I can cure you with two words but you’ll have to keep looking for the unlimited funds…Erin is hoping for the funds too.
John Fluevog
http://www.fluevog.com/
By: Bev on May 30, 2008
at 5:32 pm
Um- honey, you know I LOVE you……but Trent putting your faith to a test???? THE Trent?? LE Trent??? Me<3 Trent!!!! “Something I can never have” and “Me- I’m not” are some of my anthems………….
Other than that- I know just too well how it feels, been there done that, and luckily the bitch depression has never come back since. Or not as bad.
It sucks- but you are fighting it with all you can. You are one of the most amazing and strong people I know- so I have no doubt you’ll come out of this fine and stronger than ever.
And Trent- well, we’ll have to discuss this next time I’m there!!
By: Joana on May 31, 2008
at 1:25 pm
Ok so I read this alound as well several other of your blogs to a GF of mine (Jacki McElmurray) You may know her… Umm we had a cocktail or two but she and I did Laugh we think you quite quirky miss Heather….I think Zion may have what you need in your life right now come for a visit!!
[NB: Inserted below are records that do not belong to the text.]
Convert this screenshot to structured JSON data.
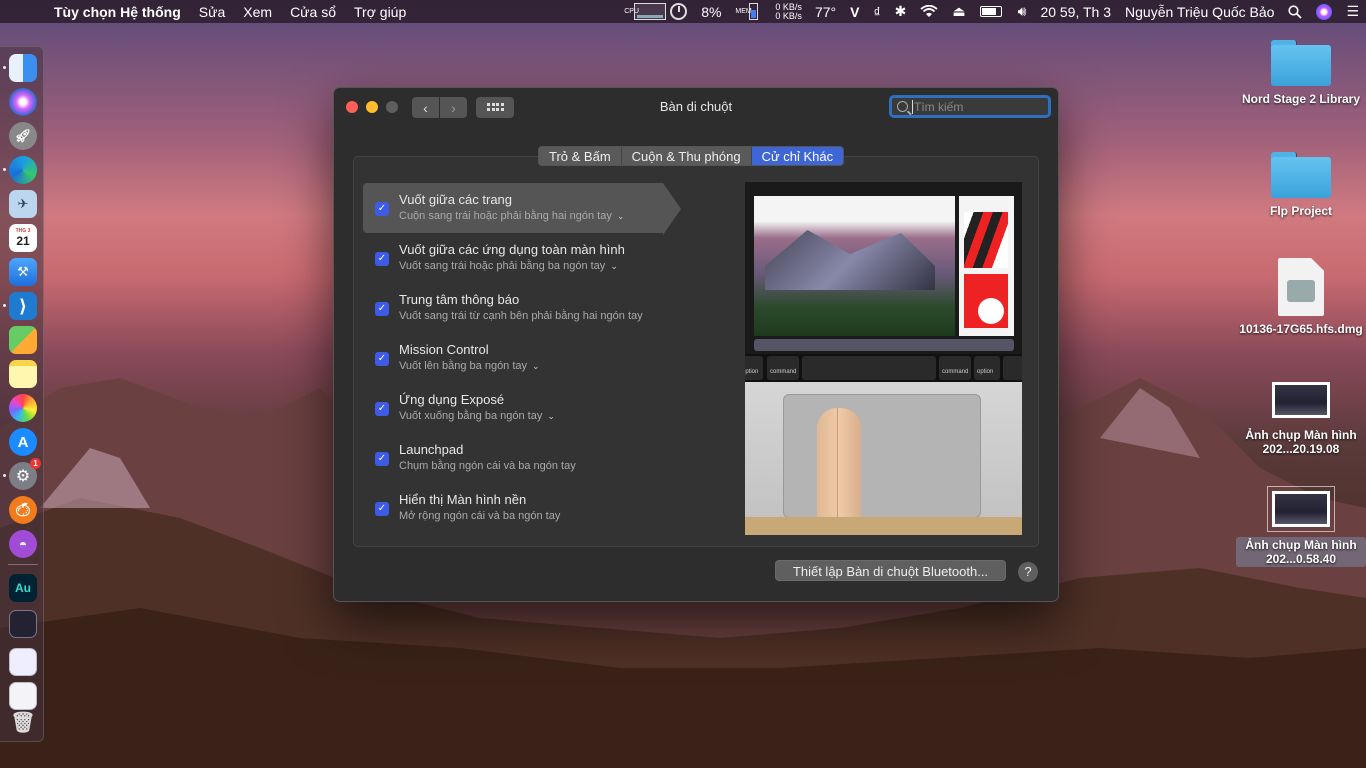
{
  "menubar": {
    "app_name": "Tùy chọn Hệ thống",
    "menus": [
      "Sửa",
      "Xem",
      "Cửa sổ",
      "Trợ giúp"
    ],
    "cpu_label": "CPU",
    "cpu_percent": "8%",
    "mem_label": "MEM",
    "net_up": "0 KB/s",
    "net_down": "0 KB/s",
    "temperature": "77°",
    "clock": "20 59, Th 3",
    "user": "Nguyễn Triệu Quốc Bảo"
  },
  "window": {
    "title": "Bàn di chuột",
    "search_placeholder": "Tìm kiếm",
    "tabs": [
      {
        "label": "Trỏ & Bấm",
        "active": false
      },
      {
        "label": "Cuộn & Thu phóng",
        "active": false
      },
      {
        "label": "Cử chỉ Khác",
        "active": true
      }
    ],
    "gestures": [
      {
        "title": "Vuốt giữa các trang",
        "subtitle": "Cuộn sang trái hoặc phải bằng hai ngón tay",
        "checked": true,
        "has_menu": true,
        "selected": true
      },
      {
        "title": "Vuốt giữa các ứng dụng toàn màn hình",
        "subtitle": "Vuốt sang trái hoặc phải bằng ba ngón tay",
        "checked": true,
        "has_menu": true,
        "selected": false
      },
      {
        "title": "Trung tâm thông báo",
        "subtitle": "Vuốt sang trái từ cạnh bên phải bằng hai ngón tay",
        "checked": true,
        "has_menu": false,
        "selected": false
      },
      {
        "title": "Mission Control",
        "subtitle": "Vuốt lên bằng ba ngón tay",
        "checked": true,
        "has_menu": true,
        "selected": false
      },
      {
        "title": "Ứng dụng Exposé",
        "subtitle": "Vuốt xuống bằng ba ngón tay",
        "checked": true,
        "has_menu": true,
        "selected": false
      },
      {
        "title": "Launchpad",
        "subtitle": "Chụm bằng ngón cái và ba ngón tay",
        "checked": true,
        "has_menu": false,
        "selected": false
      },
      {
        "title": "Hiển thị Màn hình nền",
        "subtitle": "Mở rộng ngón cái và ba ngón tay",
        "checked": true,
        "has_menu": false,
        "selected": false
      }
    ],
    "preview_keys": {
      "option_left": "option",
      "command_left": "command",
      "command_right": "command",
      "option_right": "option"
    },
    "bluetooth_button": "Thiết lập Bàn di chuột Bluetooth...",
    "help_button": "?"
  },
  "desktop": {
    "items": [
      {
        "label": "Nord Stage 2 Library",
        "kind": "folder"
      },
      {
        "label": "Flp Project",
        "kind": "folder"
      },
      {
        "label": "10136-17G65.hfs.dmg",
        "kind": "dmg"
      },
      {
        "label": "Ảnh chụp Màn hình 202...20.19.08",
        "kind": "screenshot"
      },
      {
        "label": "Ảnh chụp Màn hình 202...0.58.40",
        "kind": "screenshot"
      }
    ]
  },
  "dock": {
    "calendar_day": "21",
    "settings_badge": "1",
    "audition_label": "Au"
  }
}
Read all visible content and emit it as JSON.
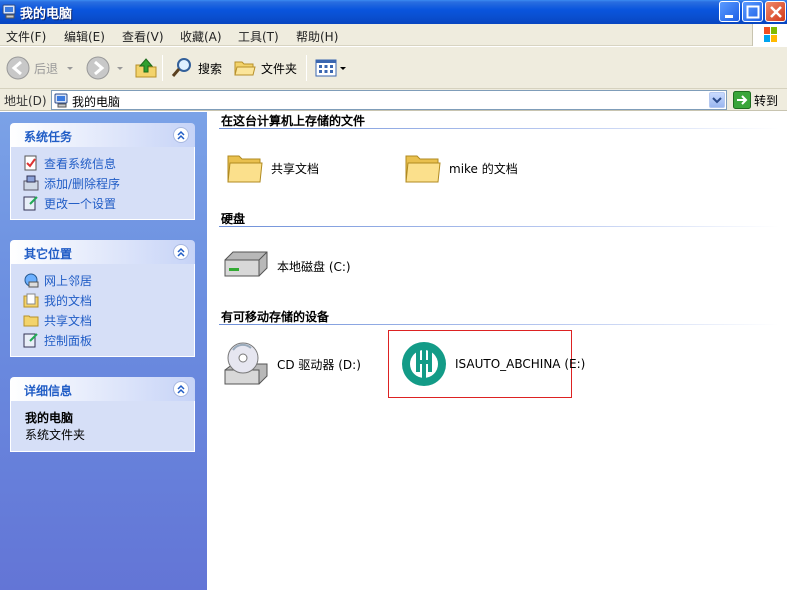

By: Cassie on June 1, 2008
at 7:51 am
Heather, I apologize for my comment that was (overly) critical of your piece on depression. I think I missed the fact that you were dealing in your own way with your own depression and thought you were in some “macha” way simply making fun of people by, in a sense, blaming the victim. In any event when I read your very thoughtful response to my comment I re read what you wrote and saw it as a kind of self directed -”thanks I needed that” slap in the face. I guess I would call it Self (tough) love. Through that lens I appreciated it.
By: steven germain on June 1, 2008
at 7:49 pm
How about planning a trip up here?……I promise to take you to many cultural sites..winerys, brewerys, pubs, bars…;)
By: Melissa on June 2, 2008
at 12:16 pm
That’s a great idea Melissa! Heather could fly into Vancouver and I could show her around for a couple of days before sending or taking her up to Kelowna!
By: Bev on June 3, 2008
at 6:13 pm
Jerry and Lisa: I will never leave Him behind, even though I am on a carb-restricted diet. RAmen.
Nancy: Just come down here and lets drink cosmos and watch SATC together.
Kelly: I’ve already emailed you.
Bev: LOVE Fluevogs! Not in the budget, ‘fraid to say…and anyway, I probably wouldn’t get much use out of them here.
Joana: Perhaps Trent was a bad example. He is just always so damned sad.
Cassie: I remember Jackie from growing up: great baton twirler! Be home in September…can’t wait!
Steven: I appreciate your coming back to let me know I didn’t permanently drive you away, and thanks for the email, too.
Melissa and Bev: Oh MAN I wish I could afford to travel more. I have ALWAYS wanted to go to Vancouver…and beyond.